Here, we simply use np.zeros() to create images with all pixels zero, and then use tensor indexing to set some pixels to 1.

In [None]:
#MNIST images are 28x28 pixels
image1=np.zeros([28,28])
#Draw a vertical bar. Note: The usual convention expected by Numpy and Tensorflow is that 
#in 2D tensors representing images, the first dimension denotes vertical position and second denotes horizontal
image1[5:22,14:16]=1
#Visualize
pp.imshow(image1)
#Test classification. 
#Note: we reshape the single image into a batch. (Try running the code without to see what error you get!) 
#Reshaping does not change Tensor contents,
#it just changes the way contents are indexed
classProbabilities=model.predict(np.reshape(image1,[1,28,28,1]))
print("Predicted class probabilities: ",classProbabilities)
#np.argmax returns the index of the largest value in a Numpy tensor.
#np.max returns the largest value
print("Most probable class is {}, with probability {}".format(np.argmax(classProbabilities),np.max(classProbabilities)))


**Try changing the position of the number vertically or horizontally and running the code again!** Does it affect the classification? 

Theory says that a fully connected network is more sensitive to the position, but a convolutional neural network should care less about it.

You can change what network you use by re-running one of the network building and training cells above.
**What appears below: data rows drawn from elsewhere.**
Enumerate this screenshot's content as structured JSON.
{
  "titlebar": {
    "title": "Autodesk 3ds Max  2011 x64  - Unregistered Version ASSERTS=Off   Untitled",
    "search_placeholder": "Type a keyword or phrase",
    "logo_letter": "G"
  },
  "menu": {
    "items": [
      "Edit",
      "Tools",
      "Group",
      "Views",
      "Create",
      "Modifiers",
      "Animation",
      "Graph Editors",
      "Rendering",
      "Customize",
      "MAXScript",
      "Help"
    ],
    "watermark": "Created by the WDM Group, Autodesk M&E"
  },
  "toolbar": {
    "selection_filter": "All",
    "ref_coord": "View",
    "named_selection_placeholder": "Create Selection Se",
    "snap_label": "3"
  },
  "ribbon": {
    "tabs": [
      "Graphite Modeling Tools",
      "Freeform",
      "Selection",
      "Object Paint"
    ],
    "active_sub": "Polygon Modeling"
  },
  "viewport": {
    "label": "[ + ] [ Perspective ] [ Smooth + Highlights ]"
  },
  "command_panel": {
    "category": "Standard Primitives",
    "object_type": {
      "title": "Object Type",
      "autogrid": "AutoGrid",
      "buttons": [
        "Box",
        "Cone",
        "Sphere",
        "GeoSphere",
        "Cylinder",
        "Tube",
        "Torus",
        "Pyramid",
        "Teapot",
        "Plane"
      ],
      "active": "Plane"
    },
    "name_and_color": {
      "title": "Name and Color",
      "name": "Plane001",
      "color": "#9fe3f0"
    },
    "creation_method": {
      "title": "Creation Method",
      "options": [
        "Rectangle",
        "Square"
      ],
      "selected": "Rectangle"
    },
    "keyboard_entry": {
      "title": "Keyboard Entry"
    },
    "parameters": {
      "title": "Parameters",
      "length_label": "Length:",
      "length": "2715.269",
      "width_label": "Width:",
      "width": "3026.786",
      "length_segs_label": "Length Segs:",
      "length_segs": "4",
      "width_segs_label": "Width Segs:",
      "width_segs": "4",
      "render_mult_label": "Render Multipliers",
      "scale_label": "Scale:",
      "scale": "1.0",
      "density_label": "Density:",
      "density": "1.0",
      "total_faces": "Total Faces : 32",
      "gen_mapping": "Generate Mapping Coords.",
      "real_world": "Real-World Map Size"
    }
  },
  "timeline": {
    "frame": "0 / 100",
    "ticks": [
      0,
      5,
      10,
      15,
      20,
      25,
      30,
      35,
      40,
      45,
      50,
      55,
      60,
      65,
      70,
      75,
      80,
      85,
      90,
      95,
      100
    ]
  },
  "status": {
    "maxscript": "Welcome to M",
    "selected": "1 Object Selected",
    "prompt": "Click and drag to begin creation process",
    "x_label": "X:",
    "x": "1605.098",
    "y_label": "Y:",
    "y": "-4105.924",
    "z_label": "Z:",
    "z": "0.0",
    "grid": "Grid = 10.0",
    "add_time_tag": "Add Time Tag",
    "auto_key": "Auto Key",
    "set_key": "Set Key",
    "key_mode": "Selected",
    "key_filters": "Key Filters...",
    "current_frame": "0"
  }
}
Also, **try drawing different numbers or patterns.** Can you fool the network with something that doesn't look like a number? This is called an adversarial image, and neural networks are quite prone to them, if trained with too little data that does not contain all the possible types of images and variations the network will be tested with. See also the [Adversarial MNIST tutorial](AdversarialMNIST.ipynb) for an example of how to optimize images to fool the network.  
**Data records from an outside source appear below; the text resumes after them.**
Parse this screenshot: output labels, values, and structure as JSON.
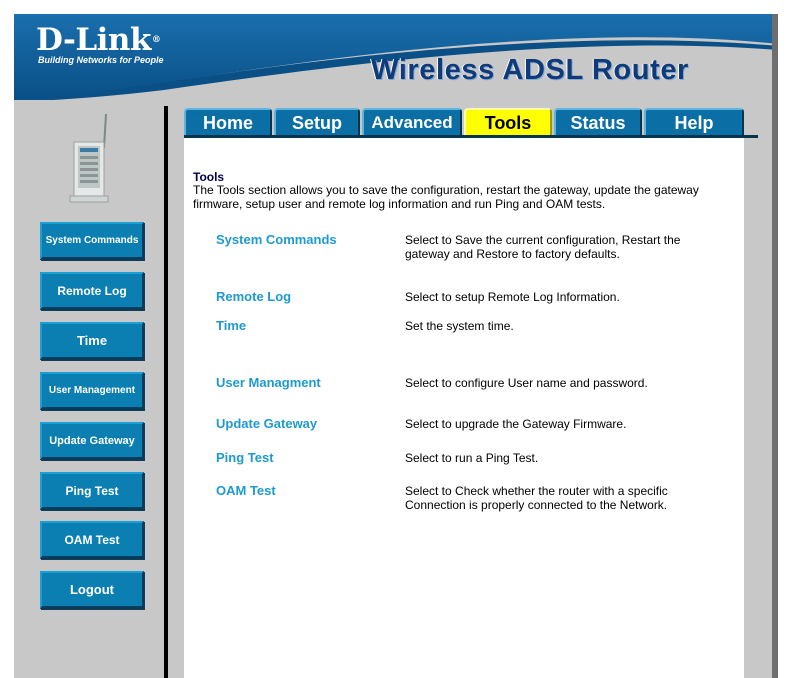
{
  "header": {
    "logo": "D-Link",
    "logo_mark": "®",
    "tagline": "Building Networks for People",
    "product_title": "Wireless ADSL Router"
  },
  "tabs": [
    {
      "label": "Home",
      "active": false
    },
    {
      "label": "Setup",
      "active": false
    },
    {
      "label": "Advanced",
      "active": false
    },
    {
      "label": "Tools",
      "active": true
    },
    {
      "label": "Status",
      "active": false
    },
    {
      "label": "Help",
      "active": false
    }
  ],
  "sidebar": {
    "items": [
      {
        "label": "System Commands"
      },
      {
        "label": "Remote Log"
      },
      {
        "label": "Time"
      },
      {
        "label": "User Management"
      },
      {
        "label": "Update Gateway"
      },
      {
        "label": "Ping Test"
      },
      {
        "label": "OAM Test"
      },
      {
        "label": "Logout"
      }
    ]
  },
  "main": {
    "title": "Tools",
    "description": "The Tools section allows you to save the configuration, restart the gateway, update the gateway firmware, setup user and remote log information and run Ping and OAM tests.",
    "items": [
      {
        "label": "System Commands",
        "desc": "Select to Save the current configuration, Restart the gateway and Restore to factory defaults."
      },
      {
        "label": "Remote Log",
        "desc": "Select to setup Remote Log Information."
      },
      {
        "label": "Time",
        "desc": "Set the system time."
      },
      {
        "label": "User Managment",
        "desc": "Select to configure User name and password."
      },
      {
        "label": "Update Gateway",
        "desc": "Select to upgrade the Gateway Firmware."
      },
      {
        "label": "Ping Test",
        "desc": "Select to run a Ping Test."
      },
      {
        "label": "OAM Test",
        "desc": "Select to Check whether the router with a specific Connection is properly connected to the Network."
      }
    ]
  },
  "colors": {
    "header_blue": "#0a5e96",
    "nav_button": "#0b7fb2",
    "active_tab": "#ffff00",
    "link": "#1e9ad0",
    "frame_gray": "#c8c8c8"
  }
}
# Exercise 3: Visualize the images with lowest correct class probabilities
This is a good way to gain insights into both 1) the quality of your dataset, and 2) what the network learns.
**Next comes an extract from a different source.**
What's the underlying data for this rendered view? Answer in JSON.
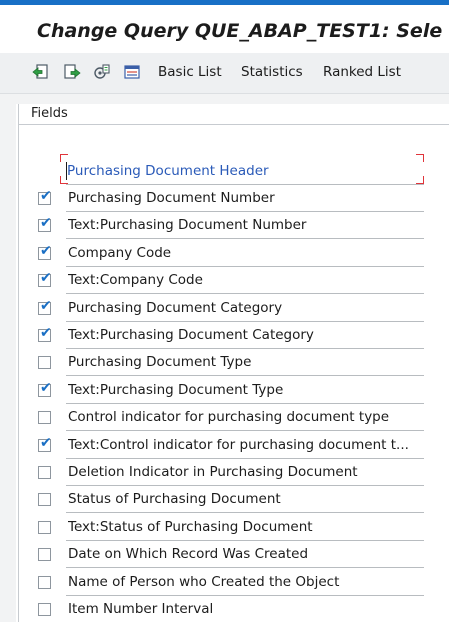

There is a few ways to do this. First, we show how to extract the correct class probabilities from the probability distributions predicted by the network. 

An alternative is to query the loss function values from the network. The cross-entropy loss is a distance metric between the real class probability distribution and the distribution output by the network. In case of fully known real classes, the real probability distributions are one-hot, i.e., the probability of the correct class is 1 and the other probabilities are zero. This means that finding the image with largest loss is equal to finding the image with lowest correct class probability (for the mathematically inclined, can you figure out why this is the case?). However, getting the loss values out from the network requires either [overriding some Keras callbacks](https://stackoverflow.com/questions/48118111/get-loss-values-for-each-training-instance-keras) or building the network a bit differently, as shown at the bottom of this notebook.

In [None]:
#We begin by compiling a 2D array that includes both image indices and correct classes
#We can get an 1D tensor of indices using np.arange
nImages = y_test.shape[0]
indices=np.arange(nImages)
#Now we can stack both the 1D tensor of indices and the 1D tensor of correct classes
#The axis=1 defines the dimension along which to stack
classesAndIndices=np.stack([indices,y_test],axis=1)
print("Classes and indices",classesAndIndices)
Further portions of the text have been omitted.